An association aimed at improving the environmental performance of British eateries has launched this week, to help the UK's 30,000 restaurants realise that being green need not necessarily be a huge burden on their budgets.
The Sustainable Restaurant Association (SRA) has been established to help the growing number of restaurants that want to improve their sustainable performance, providing them with best practice advice and a mechanism for highlighting their environmental credentials.
The SRA's managing director, Simon Heppner, said: "There is a wide range of pressures for restaurants to be more sustainable and we aim to show it doesn't have to be complicated or expensive and is instead a simple and achievable goal.
"Through responding to this challenge, restaurants can not only satisfy existing customers and gain new ones, they can also make positive changes for the environment and society and be properly rewarded for their efforts."
The association will also look to tackle the restaurant industry's poor reputation for environmental performance. According to the Environment Agency, restaurants in England and Wales throw away three million tonnes of food waste and 600,000 tonnes of glass every year, while using enough water to fill more than 104,000 Olympic-sized swimming pools.

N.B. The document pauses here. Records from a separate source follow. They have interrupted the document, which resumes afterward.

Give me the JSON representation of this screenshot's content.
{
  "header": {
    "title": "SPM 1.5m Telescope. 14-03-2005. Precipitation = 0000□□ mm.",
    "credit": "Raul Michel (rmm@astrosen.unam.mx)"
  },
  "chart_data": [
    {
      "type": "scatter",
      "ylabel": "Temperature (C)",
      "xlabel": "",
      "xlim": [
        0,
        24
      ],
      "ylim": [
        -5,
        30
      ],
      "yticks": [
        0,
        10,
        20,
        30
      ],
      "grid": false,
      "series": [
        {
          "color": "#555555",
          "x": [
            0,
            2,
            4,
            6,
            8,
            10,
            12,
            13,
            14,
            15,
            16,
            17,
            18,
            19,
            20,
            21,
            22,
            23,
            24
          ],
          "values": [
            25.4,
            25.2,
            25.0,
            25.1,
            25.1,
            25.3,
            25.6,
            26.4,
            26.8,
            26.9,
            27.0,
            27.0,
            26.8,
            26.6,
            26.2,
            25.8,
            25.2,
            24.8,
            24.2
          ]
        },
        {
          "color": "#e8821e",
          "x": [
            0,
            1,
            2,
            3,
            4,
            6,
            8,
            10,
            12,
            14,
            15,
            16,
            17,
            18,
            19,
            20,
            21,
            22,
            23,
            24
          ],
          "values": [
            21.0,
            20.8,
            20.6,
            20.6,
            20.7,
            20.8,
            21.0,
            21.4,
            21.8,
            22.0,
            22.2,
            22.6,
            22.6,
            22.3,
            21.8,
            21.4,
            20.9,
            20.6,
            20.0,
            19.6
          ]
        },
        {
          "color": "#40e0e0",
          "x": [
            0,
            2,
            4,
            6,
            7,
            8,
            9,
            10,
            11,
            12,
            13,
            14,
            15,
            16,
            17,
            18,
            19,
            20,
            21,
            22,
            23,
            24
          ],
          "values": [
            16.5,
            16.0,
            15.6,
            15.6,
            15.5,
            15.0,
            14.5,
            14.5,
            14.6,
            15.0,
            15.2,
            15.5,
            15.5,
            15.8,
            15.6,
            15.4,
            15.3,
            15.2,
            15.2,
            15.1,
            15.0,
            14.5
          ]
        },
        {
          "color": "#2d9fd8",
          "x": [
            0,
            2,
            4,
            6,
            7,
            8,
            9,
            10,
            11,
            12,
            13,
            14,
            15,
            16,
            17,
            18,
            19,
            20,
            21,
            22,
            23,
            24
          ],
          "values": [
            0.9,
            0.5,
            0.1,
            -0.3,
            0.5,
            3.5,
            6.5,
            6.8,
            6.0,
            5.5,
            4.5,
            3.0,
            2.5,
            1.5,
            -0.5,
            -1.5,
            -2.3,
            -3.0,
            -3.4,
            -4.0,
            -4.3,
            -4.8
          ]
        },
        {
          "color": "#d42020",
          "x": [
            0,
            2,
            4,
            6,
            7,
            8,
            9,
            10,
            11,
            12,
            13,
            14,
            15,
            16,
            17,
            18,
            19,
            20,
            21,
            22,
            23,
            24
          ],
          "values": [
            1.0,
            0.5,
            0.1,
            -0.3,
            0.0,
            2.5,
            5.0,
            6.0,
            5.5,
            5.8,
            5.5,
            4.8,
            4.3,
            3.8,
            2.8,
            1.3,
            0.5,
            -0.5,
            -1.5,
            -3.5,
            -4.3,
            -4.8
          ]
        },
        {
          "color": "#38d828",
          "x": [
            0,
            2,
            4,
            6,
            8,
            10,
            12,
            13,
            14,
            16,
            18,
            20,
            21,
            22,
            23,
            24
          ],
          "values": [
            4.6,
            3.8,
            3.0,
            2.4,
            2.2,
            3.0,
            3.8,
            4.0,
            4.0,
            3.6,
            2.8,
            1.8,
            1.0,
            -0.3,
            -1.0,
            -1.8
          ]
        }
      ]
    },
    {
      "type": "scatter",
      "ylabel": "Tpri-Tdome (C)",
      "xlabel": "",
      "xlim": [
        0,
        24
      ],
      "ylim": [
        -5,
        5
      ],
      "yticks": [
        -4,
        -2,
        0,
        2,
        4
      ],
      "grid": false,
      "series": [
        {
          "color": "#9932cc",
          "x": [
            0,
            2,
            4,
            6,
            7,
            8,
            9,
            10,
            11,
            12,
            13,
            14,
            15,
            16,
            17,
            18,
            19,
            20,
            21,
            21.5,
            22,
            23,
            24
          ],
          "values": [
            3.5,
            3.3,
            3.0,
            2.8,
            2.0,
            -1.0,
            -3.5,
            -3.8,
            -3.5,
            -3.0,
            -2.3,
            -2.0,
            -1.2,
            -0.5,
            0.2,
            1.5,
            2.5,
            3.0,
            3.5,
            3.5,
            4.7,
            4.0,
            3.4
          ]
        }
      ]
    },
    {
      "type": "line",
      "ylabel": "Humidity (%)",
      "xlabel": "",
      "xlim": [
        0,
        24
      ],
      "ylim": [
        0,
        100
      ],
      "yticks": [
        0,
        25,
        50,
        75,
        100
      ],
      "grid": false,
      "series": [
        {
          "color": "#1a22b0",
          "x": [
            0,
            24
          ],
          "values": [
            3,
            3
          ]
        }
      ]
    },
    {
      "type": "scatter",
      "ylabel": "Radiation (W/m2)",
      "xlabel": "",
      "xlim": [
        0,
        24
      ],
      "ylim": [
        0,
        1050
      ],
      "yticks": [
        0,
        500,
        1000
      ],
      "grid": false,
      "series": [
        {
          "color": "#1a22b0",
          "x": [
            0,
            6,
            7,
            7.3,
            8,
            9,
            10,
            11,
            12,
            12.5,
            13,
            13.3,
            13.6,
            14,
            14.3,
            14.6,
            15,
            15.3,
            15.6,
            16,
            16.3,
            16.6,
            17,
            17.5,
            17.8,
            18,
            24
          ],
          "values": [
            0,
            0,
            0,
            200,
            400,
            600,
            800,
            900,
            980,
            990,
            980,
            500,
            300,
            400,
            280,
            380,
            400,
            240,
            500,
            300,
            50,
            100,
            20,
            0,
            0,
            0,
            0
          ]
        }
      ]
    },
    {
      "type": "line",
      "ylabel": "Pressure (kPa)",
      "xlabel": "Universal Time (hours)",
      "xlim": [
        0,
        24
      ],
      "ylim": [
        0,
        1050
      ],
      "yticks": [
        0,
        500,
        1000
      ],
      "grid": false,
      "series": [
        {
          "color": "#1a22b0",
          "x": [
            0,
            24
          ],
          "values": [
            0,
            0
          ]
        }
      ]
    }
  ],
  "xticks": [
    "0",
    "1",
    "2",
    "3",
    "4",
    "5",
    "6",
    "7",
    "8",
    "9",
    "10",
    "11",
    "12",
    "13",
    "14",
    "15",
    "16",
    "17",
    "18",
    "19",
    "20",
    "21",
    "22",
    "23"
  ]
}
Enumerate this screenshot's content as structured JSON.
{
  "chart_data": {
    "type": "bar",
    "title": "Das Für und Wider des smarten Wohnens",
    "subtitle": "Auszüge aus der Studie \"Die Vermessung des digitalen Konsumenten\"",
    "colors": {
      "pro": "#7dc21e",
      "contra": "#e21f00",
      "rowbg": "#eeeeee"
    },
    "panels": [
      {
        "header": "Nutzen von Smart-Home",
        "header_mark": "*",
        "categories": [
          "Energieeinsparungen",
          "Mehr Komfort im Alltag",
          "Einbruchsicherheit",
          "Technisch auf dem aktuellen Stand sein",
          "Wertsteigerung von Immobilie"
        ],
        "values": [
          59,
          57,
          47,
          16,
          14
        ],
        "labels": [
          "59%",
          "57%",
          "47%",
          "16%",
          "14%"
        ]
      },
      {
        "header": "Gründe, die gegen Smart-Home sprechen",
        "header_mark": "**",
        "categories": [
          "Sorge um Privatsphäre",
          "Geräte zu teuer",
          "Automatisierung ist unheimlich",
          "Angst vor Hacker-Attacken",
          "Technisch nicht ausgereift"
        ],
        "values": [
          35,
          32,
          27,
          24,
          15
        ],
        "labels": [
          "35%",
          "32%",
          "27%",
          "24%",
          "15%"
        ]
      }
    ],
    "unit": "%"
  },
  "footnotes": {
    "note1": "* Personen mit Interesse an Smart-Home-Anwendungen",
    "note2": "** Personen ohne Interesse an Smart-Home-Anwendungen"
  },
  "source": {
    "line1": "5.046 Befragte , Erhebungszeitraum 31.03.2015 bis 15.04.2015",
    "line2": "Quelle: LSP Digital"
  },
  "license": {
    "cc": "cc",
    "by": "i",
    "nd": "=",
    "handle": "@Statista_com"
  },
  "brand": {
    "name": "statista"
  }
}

The association is the brainchild of Giles Gibbon, CEO and founder of corporate social responsibility consultancy Good Business; Mark Sainsbury, founder of Moro and The Zetter Hotel; and Henry Dimbleby, founder of Leon.
Several high-profile restaurants and chains have also become founder members, including Carluccio's, Le Manoir aux Quat'Saisons, Caffe Caldesi, Due South, the Seahorse Restaurant, and Feng Sushi.
To qualify for membership, restaurants must meet at least three criteria from a comprehensive list covering 14 broad sustainability and environmental areas outlined by the SRA. Once in the group, restaurants are entitled to display a " We're at the table" sticker.
The group said it wanted to help as many restaurants as possible and as a result had kept membership terms and conditions as "simple and flexible as possible". However, in order to ensure that the association continues to drive improvements across its membership, restaurants must meet three additional criteria every year if they want to renew their membership.
The criteria cover areas including ethical and sustainable food sourcing, environmentally positive farming, supply chain actions such as insisting that suppliers use less packaging and asking them about their own environmental, social and ethical policies and energy efficiency actions, and community engagement.